Consulting Firms Take Record Haul At Darden

The Darden School of Business at the University of Virginia

Well, that didn’t long. Little more than a year after a McKinsey partner took over the deanship of the University of Virginia’s Darden School of Business, consulting has not only become the single hottest industry at the school. The percentage of MBAs who accepted jobs in the field hit a new record of 38%, nearly double consulting’s draw at Darden five years ago and up nine full percentage points from a year earlier.

All three of this year’s top MBA employers in 2016 were consulting firms and six of the top eight employers are consulting shops. Boston Consulting Group led all hirers, landing 18 grads this year, followed by Dean Scott Beardsley former employer, McKinsey & Co., which matched last year’s Darden haul of 14 MBAs that had made McKinsey the school’s top employer in 2015. PwC, including Strategy&, hired 13 grads, while Accenture Strategy took away ten. The only spoiler to a Top Five consulting blowout was Microsoft, which employed 11 MBAs.

For a school that only graduates a class of 326, those are significant volumes of hires. The Big Three of consulting alone, including Bain & Co. which hired nine grads, took away 14% of the Class of 2016, once you account for the 296 grads who actually sought employment. Darden now sends a higher percentage of its grads into consulting than Northwestern University’s Kellogg School of Management (33%) or Dartmouth College’s Tuck School of Business (36%), traditionally two of the biggest suppliers of elite consulting talent.

AVERAGE STARTING SALARIES IN CONSULTING WERE HIGHEST OF ANY INDUSTRY

Beardsley, who spent 26 years at McKinsey and speaks highly of his experience as a big league global consultant, has got to be pleased. Elite consulting firms often pay the highest starting salaries to MBAs, outside of hedge funds, private equity firms and venture capital outfits, who hire only a fraction of MBA graduates compared to the major global players in consulting. Darden’s consulting hires averaged salaries of $135,771, higher than any other industry and nearly $10,000 more in base than the 18% of the class that went into investment banking.

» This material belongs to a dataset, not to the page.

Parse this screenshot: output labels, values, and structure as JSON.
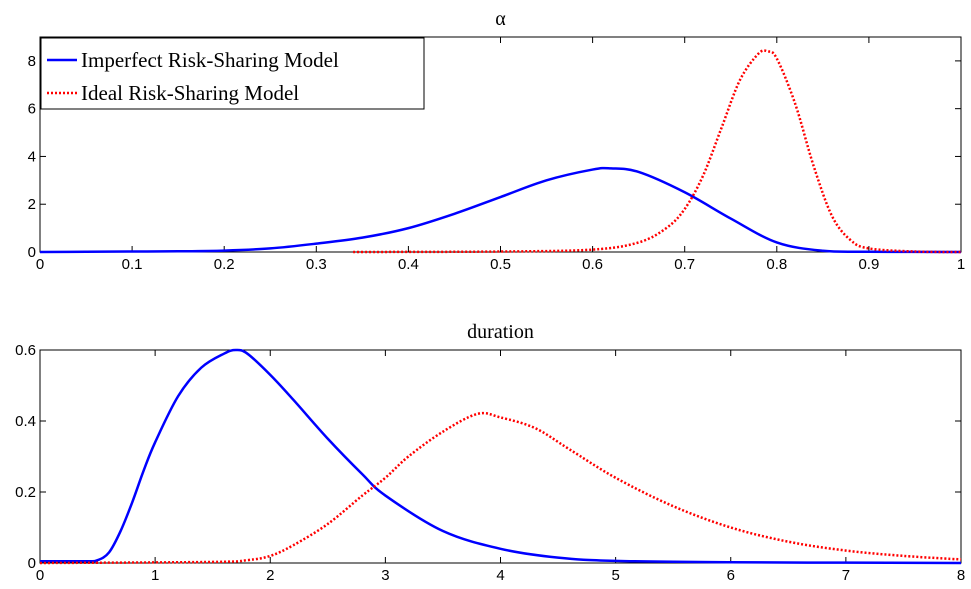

The shift toward consulting helped Darden see a 2.5% rise in average salaries to $122,806 in 2016, up from $119,819 a year earlier. Average sign-on bonuses rose 5.9% to $31,370, from $29,634 in 2015.

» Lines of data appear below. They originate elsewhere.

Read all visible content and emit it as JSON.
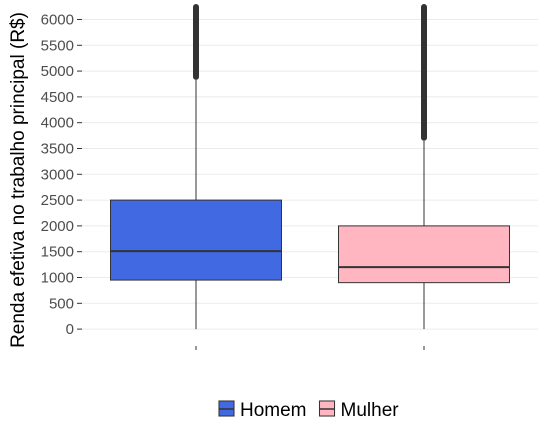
{
  "chart_data": {
    "type": "box",
    "title": "",
    "xlabel": "",
    "ylabel": "Renda efetiva no trabalho principal (R$)",
    "ylim": [
      -250,
      6300
    ],
    "yticks": [
      0,
      500,
      1000,
      1500,
      2000,
      2500,
      3000,
      3500,
      4000,
      4500,
      5000,
      5500,
      6000
    ],
    "grid": true,
    "legend_position": "bottom",
    "categories": [
      "Homem",
      "Mulher"
    ],
    "series": [
      {
        "name": "Homem",
        "color": "#4169E1",
        "q1": 950,
        "median": 1510,
        "q3": 2500,
        "whisker_low": 0,
        "whisker_high": 4830,
        "outliers_from": 4830,
        "outliers_to": 6300
      },
      {
        "name": "Mulher",
        "color": "#FFB6C1",
        "q1": 900,
        "median": 1200,
        "q3": 2000,
        "whisker_low": 0,
        "whisker_high": 3650,
        "outliers_from": 3650,
        "outliers_to": 6300
      }
    ]
  }
}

Overall, total median compensation, adjusted for the percentage of graduates receiving bonuses, came to $150,688, up slightly from last year’s $149,479. That total pay number puts Darden in very elite company. Only Stanford’s Graduate School of Business ($179,346) and Harvard Business School ($163,827) have thus far reported higher totals. Michigan’s Ross School ($150,606) is right behind Darden, followed by Wharton ($148,892) and Columbia ($147,000).

JOB OFFER RATES FALL AT GRADUATION & THREE MONTHS LATER

Darden reported that median salaries were $125,000, with median sign-on bonuses of $25,000, received by 89.3% of the grads, while median other guaranteed compensation, landed by 20.6% of the class, was $16,300.

The only other surprise in the school’s 2016 employment report was a decline in the job offer rate. The school said 86% of its MBAs had job offers by graduation, down three percentage points from 89% a year earlier, while 93% had offers three months later, dwon from 95% in 2015. In fact, the job offer rate was the lowest since 2013.

After consulting, the largest industry employers were financial services, attracting 27% of the class, down from 30% a year earlier, and technology, which hired 17% of Darden’s MBA output, up from 15% in 2015. Darden said 5% of its 2016 graduates accepted offers from consumer packaged goods companies. a decline from 7% a year earlier but more noticeably down from a high of 13% only three years ago in 2013. Some 4% of the class went into manufacturing, down a percentage point year-over-year but only a third of the grads who went into that field in 2013 when manufacturing lured 12% of the class. Just 3% of the MBAs went into pharma, biotech and healthcare, down from 4%, while the real estate and non-profit sectors both drew 2% of the class, and transportation took just 1%.